Classification-Specific Parts for Improving Fine-Grained Visual Categorization
This work addresses the challenge of distinguishing visually similar categories in fine-grained classification, offering an incremental improvement over existing part-based methods by automating part selection and scale determination.
The paper tackles fine-grained visual categorization by proposing a classification-specific part estimation method that uses initial predictions and gradient-based feature importance to automatically detect relevant image regions with spatial extent, achieving improved performance on multiple datasets.

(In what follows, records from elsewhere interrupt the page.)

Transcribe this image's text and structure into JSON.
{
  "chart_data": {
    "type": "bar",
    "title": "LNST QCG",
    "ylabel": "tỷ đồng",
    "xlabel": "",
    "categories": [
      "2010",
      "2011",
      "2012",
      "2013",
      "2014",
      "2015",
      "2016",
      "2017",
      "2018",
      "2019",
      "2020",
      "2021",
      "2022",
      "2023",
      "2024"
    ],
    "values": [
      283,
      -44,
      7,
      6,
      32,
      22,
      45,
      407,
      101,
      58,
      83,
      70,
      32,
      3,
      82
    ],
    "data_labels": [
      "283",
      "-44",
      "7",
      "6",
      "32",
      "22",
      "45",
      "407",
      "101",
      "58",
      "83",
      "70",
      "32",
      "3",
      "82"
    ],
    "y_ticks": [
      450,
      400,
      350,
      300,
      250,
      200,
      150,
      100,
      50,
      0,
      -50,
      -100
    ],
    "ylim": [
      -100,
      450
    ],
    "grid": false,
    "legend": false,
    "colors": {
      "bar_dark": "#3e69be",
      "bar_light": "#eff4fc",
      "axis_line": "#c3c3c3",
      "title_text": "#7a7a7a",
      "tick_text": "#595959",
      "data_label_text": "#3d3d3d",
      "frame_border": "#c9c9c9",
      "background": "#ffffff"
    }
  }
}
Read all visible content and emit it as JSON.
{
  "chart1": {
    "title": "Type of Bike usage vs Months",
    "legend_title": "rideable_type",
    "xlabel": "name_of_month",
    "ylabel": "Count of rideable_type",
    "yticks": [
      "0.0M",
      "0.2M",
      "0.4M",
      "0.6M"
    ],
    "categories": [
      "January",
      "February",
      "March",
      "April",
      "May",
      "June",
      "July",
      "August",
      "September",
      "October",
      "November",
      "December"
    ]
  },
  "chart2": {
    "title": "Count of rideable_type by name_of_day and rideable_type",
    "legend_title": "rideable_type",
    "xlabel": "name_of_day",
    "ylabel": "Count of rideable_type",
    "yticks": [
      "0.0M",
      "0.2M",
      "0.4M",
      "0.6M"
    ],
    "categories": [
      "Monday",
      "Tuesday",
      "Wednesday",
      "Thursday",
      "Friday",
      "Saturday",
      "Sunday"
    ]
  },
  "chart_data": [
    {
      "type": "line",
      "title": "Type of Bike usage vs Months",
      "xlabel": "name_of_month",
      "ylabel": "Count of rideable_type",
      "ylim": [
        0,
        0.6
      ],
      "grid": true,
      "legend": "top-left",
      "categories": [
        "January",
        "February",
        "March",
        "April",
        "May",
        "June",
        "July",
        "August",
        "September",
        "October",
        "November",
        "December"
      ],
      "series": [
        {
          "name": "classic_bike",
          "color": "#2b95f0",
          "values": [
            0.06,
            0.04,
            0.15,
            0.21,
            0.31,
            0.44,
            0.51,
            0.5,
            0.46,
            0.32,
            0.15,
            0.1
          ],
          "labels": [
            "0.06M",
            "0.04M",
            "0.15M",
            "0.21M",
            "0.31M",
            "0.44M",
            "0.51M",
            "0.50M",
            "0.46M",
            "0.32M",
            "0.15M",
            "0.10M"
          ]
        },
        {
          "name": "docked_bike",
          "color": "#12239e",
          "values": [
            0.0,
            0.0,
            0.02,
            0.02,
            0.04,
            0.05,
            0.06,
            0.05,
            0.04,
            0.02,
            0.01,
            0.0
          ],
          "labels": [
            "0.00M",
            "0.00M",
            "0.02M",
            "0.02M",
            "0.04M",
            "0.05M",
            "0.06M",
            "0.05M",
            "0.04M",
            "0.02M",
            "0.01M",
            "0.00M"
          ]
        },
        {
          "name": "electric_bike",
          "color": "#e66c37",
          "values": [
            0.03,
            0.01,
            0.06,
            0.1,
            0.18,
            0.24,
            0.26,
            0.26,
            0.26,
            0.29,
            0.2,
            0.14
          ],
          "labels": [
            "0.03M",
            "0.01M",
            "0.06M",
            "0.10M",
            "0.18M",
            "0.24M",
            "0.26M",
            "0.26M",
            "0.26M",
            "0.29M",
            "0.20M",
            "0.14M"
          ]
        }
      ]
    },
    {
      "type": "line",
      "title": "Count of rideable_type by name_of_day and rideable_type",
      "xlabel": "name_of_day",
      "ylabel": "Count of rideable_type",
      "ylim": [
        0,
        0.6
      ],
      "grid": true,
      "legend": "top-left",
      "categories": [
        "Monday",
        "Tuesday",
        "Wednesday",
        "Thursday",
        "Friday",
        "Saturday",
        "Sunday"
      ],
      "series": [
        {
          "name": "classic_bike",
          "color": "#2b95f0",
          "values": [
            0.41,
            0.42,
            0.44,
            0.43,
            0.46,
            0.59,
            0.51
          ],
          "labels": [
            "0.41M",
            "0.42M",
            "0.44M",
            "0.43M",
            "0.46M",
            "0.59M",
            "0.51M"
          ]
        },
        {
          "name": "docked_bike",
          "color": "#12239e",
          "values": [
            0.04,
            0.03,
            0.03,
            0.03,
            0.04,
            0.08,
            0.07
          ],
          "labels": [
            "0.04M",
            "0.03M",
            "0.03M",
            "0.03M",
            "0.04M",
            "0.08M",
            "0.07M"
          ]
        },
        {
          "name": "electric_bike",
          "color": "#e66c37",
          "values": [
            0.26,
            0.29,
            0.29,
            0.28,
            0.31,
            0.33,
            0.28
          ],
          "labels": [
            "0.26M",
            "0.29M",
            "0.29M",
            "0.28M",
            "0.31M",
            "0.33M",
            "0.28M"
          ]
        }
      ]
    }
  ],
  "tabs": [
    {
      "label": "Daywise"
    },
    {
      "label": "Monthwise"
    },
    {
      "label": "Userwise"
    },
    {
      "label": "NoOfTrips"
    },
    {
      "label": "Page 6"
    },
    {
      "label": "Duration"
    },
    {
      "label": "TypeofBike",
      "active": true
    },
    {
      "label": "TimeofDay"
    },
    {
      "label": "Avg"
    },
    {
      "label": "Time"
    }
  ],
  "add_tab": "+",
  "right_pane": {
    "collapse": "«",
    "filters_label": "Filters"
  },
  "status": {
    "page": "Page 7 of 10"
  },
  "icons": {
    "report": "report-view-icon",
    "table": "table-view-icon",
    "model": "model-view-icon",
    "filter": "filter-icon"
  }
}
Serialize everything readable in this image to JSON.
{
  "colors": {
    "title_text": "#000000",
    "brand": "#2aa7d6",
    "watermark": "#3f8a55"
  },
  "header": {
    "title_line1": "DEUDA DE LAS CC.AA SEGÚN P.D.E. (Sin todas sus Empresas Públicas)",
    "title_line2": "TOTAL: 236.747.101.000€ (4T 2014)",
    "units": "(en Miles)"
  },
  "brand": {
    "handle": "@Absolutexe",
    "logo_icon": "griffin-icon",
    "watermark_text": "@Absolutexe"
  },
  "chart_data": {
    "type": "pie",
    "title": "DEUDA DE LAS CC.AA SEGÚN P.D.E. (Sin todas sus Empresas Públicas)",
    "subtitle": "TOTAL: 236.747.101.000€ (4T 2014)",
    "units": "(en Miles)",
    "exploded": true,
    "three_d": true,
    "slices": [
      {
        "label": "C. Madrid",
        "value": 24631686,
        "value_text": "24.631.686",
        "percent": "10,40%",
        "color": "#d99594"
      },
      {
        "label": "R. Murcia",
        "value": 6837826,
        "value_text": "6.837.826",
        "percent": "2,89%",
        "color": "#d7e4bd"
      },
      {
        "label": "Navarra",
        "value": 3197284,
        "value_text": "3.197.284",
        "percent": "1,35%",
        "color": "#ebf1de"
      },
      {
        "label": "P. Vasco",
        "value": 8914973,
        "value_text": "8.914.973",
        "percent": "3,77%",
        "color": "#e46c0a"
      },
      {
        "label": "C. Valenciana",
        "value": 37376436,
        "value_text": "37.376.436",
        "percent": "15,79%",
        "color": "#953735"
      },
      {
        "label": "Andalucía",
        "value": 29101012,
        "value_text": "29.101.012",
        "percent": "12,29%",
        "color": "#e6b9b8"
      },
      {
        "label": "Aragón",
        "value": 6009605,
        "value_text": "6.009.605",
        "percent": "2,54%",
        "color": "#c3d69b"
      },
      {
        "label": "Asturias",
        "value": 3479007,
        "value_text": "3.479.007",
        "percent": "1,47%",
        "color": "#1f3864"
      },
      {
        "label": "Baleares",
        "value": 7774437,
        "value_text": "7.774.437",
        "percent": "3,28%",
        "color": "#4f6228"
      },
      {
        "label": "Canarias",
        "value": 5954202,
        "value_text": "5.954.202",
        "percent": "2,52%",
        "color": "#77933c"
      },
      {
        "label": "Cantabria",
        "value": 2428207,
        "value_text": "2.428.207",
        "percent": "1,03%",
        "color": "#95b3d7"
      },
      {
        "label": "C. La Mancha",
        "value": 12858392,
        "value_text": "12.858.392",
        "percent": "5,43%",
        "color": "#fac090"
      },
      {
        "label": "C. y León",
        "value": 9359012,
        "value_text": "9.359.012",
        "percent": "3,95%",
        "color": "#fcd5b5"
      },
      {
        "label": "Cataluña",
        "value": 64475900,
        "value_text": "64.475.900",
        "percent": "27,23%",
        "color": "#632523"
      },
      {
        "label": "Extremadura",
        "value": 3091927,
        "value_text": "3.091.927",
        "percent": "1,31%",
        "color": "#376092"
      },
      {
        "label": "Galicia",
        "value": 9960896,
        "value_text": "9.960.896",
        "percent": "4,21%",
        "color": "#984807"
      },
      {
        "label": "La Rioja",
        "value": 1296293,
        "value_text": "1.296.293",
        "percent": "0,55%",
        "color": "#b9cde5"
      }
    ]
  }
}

Fine-grained visual categorization is a classification task for distinguishing categories with high intra-class and small inter-class variance. While global approaches aim at using the whole image for performing the classification, part-based solutions gather additional local information in terms of attentions or parts. We propose a novel classification-specific part estimation that uses an initial prediction as well as back-propagation of feature importance via gradient computations in order to estimate relevant image regions. The subsequently detected parts are then not only selected by a-posteriori classification knowledge, but also have an intrinsic spatial extent that is determined automatically. This is in contrast to most part-based approaches and even to available ground-truth part annotations, which only provide point coordinates and no additional scale information. We show in our experiments on various widely-used fine-grained datasets the effectiveness of the mentioned part selection method in conjunction with the extracted part features.